Julie Henderson – The Hum Book (2003)
Over the last twenty-eight years, I have been lucky enough to meet and study with a number of extraordinary teachers, both Western scientists and Tibetan lamas. Most of my Tibetan teachers are from the Nyingma and Drukpa Kargyu lineages of Tibetan Buddhism, which are called the “practice lineages”. They come at learning quite differently than we usually do in the West. They prefer not to explain things to you before you practice them. Instead of telling you in advance what you can expect, what the exercise is for, and what effects you should look for, they will instead give you one initial bit of instruction, often quite cryptic(1). Then they will say, “Go away and do that, come back in a month or so and tell me what you notice.” When you come back-always assuming you do-they give you the next piece of the puzzle. The piece they give you depends on what you have experienced in the intervening time and how you have understood it. This is called learning through practice rather than by conceptualization or analysis. Zapchen is also a practice lineage in its own odd way, and I recommend that you hum without expectation and notice what happens.

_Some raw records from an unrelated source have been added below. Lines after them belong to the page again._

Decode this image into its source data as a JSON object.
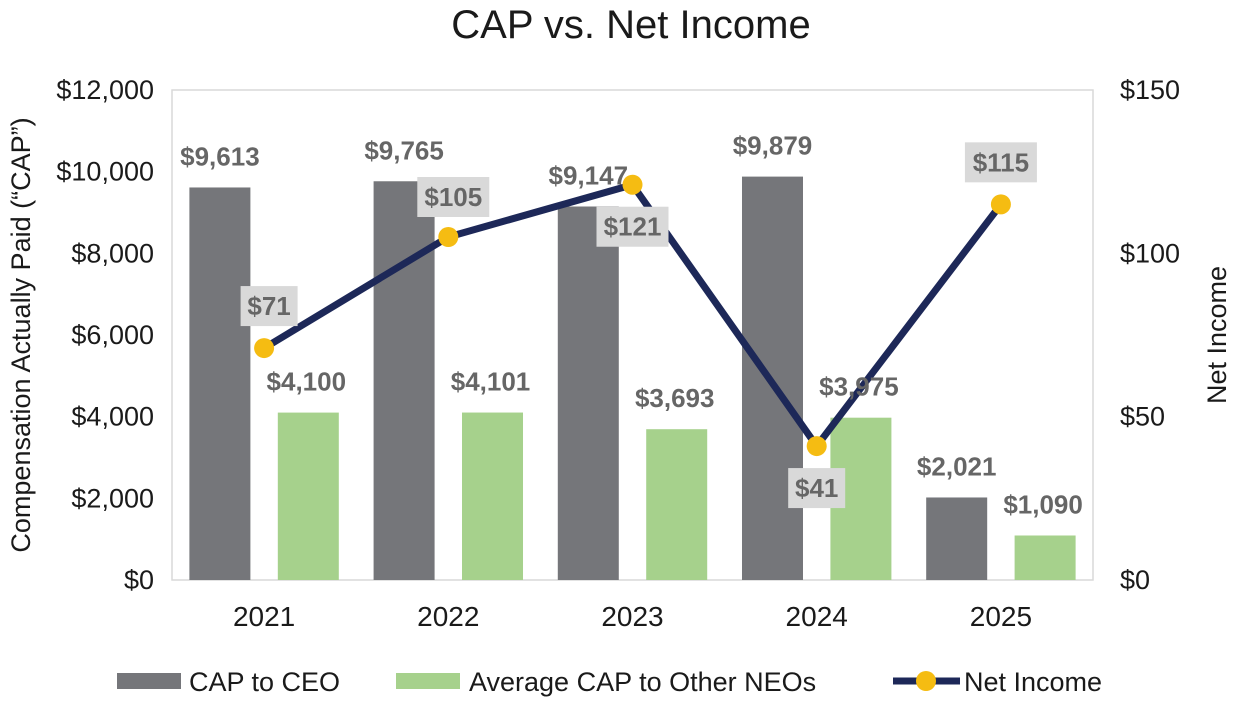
{
  "chart_data": {
    "type": "bar",
    "title": "CAP vs. Net Income",
    "categories": [
      "2021",
      "2022",
      "2023",
      "2024",
      "2025"
    ],
    "ylabel": "Compensation Actually Paid (“CAP”)",
    "y2label": "Net Income",
    "ylim": [
      0,
      12000
    ],
    "y2lim": [
      0,
      150
    ],
    "yticks": [
      "$0",
      "$2,000",
      "$4,000",
      "$6,000",
      "$8,000",
      "$10,000",
      "$12,000"
    ],
    "y2ticks": [
      "$0",
      "$50",
      "$100",
      "$150"
    ],
    "series": [
      {
        "name": "CAP to CEO",
        "type": "bar",
        "axis": "left",
        "color": "#75767a",
        "values": [
          9613,
          9765,
          9147,
          9879,
          2021
        ],
        "labels": [
          "$9,613",
          "$9,765",
          "$9,147",
          "$9,879",
          "$2,021"
        ]
      },
      {
        "name": "Average CAP to Other NEOs",
        "type": "bar",
        "axis": "left",
        "color": "#a6d18c",
        "values": [
          4100,
          4101,
          3693,
          3975,
          1090
        ],
        "labels": [
          "$4,100",
          "$4,101",
          "$3,693",
          "$3,975",
          "$1,090"
        ]
      },
      {
        "name": "Net Income",
        "type": "line",
        "axis": "right",
        "color": "#1d2858",
        "marker_color": "#f5bc12",
        "values": [
          71,
          105,
          121,
          41,
          115
        ],
        "labels": [
          "$71",
          "$105",
          "$121",
          "$41",
          "$115"
        ]
      }
    ],
    "legend": "bottom",
    "grid": false
  }
}
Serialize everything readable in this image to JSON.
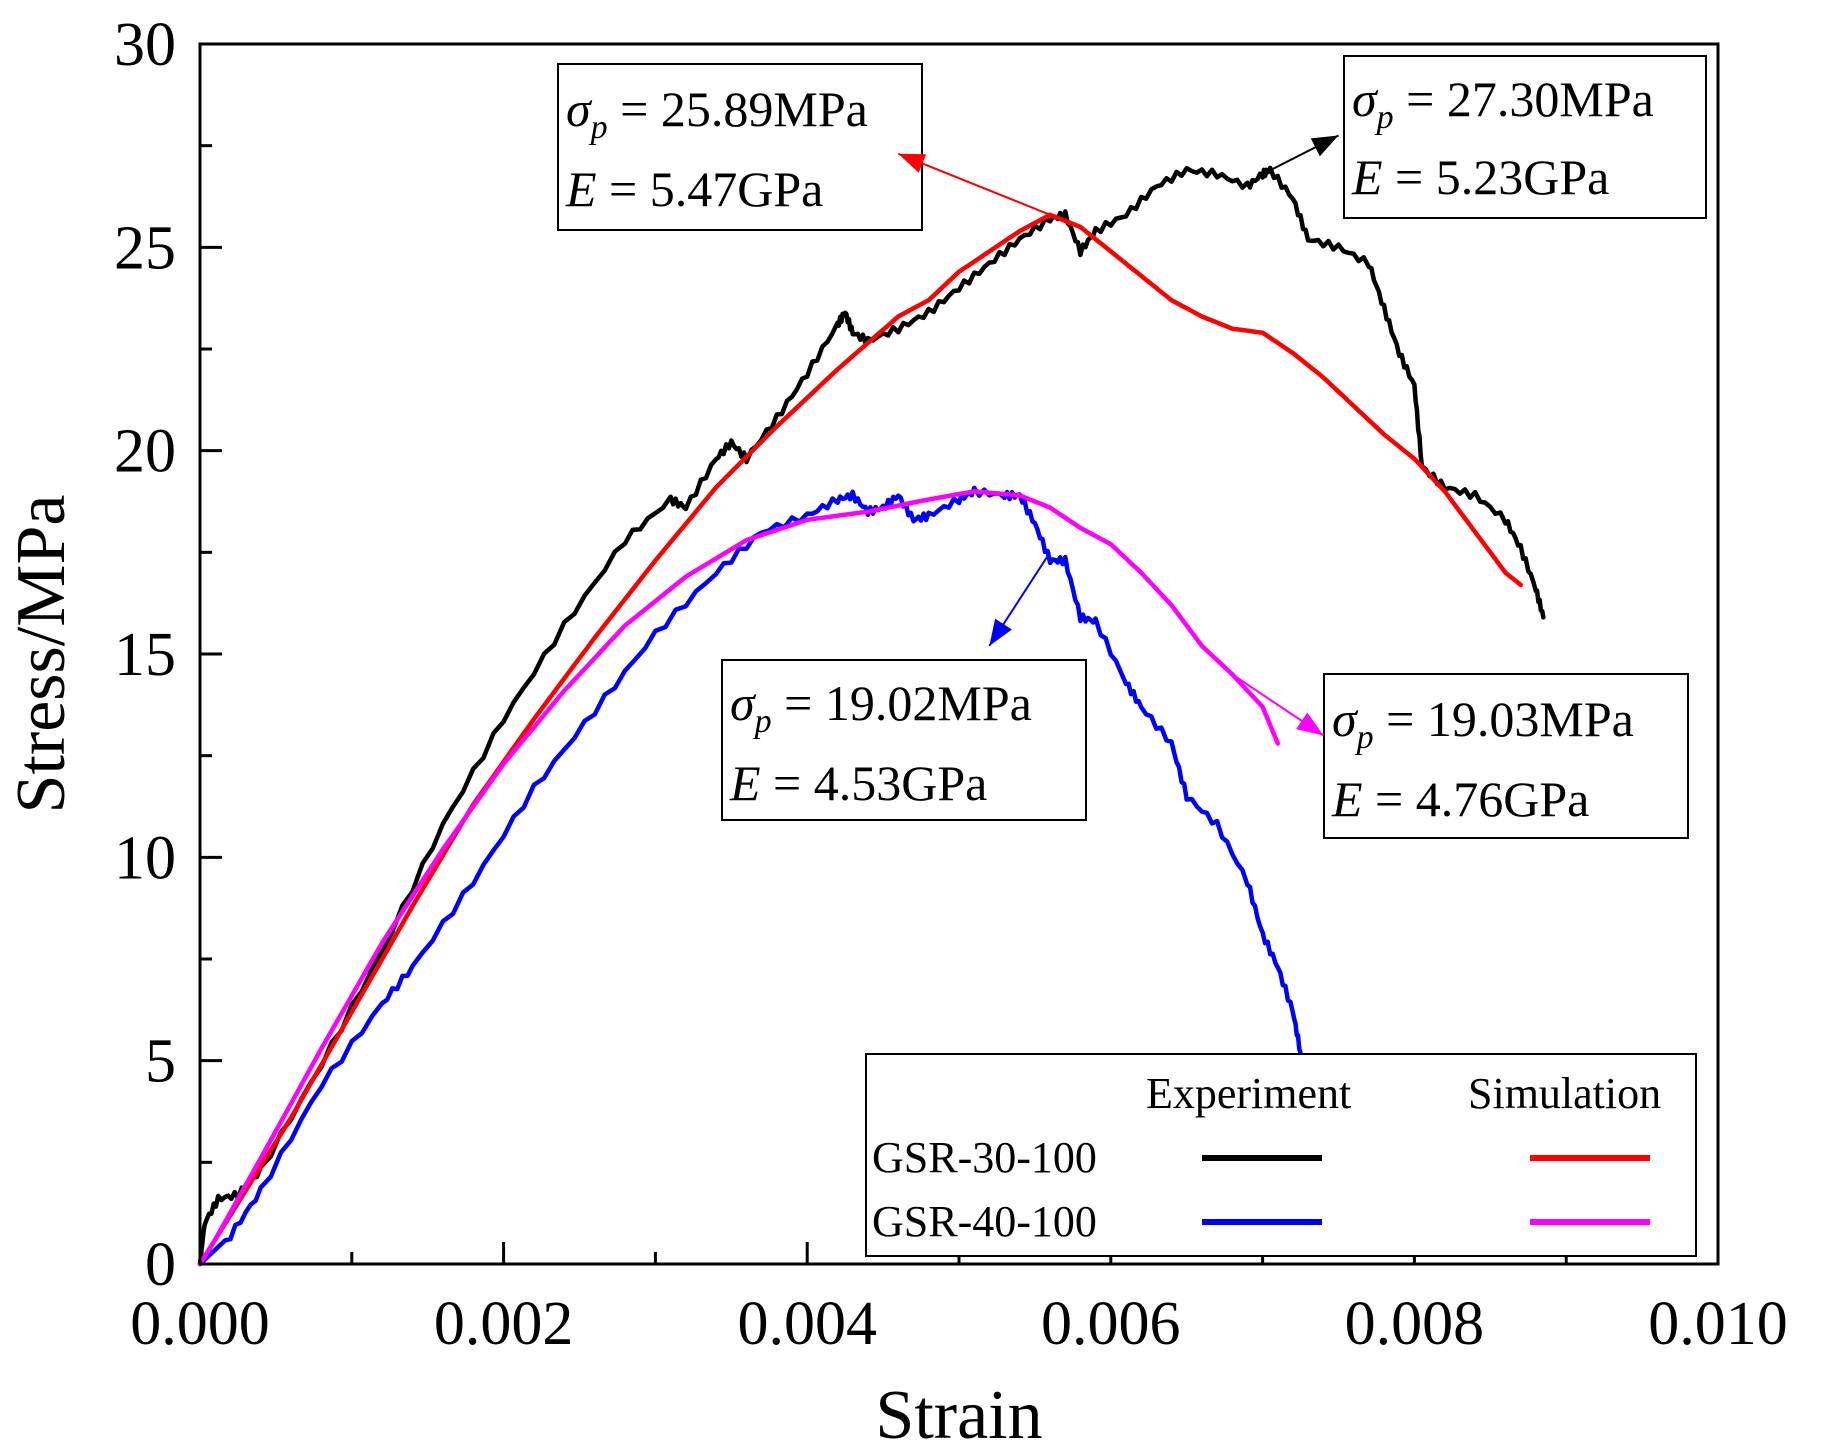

If you care to try humming before you go any further in the book, then you can come and go from your own direct experience of humming to this information, in whatever ways help you to easy, confident humming.
To get started, find for yourself a place you feel safe. Get comfortable, then get more comfortable. Make a soft, unpushed hum that goes more inside than outside. Let it flow down through your body easily and without effort. Rest some, then later hum some more and notice what happens to your experience of yourself and of being(2).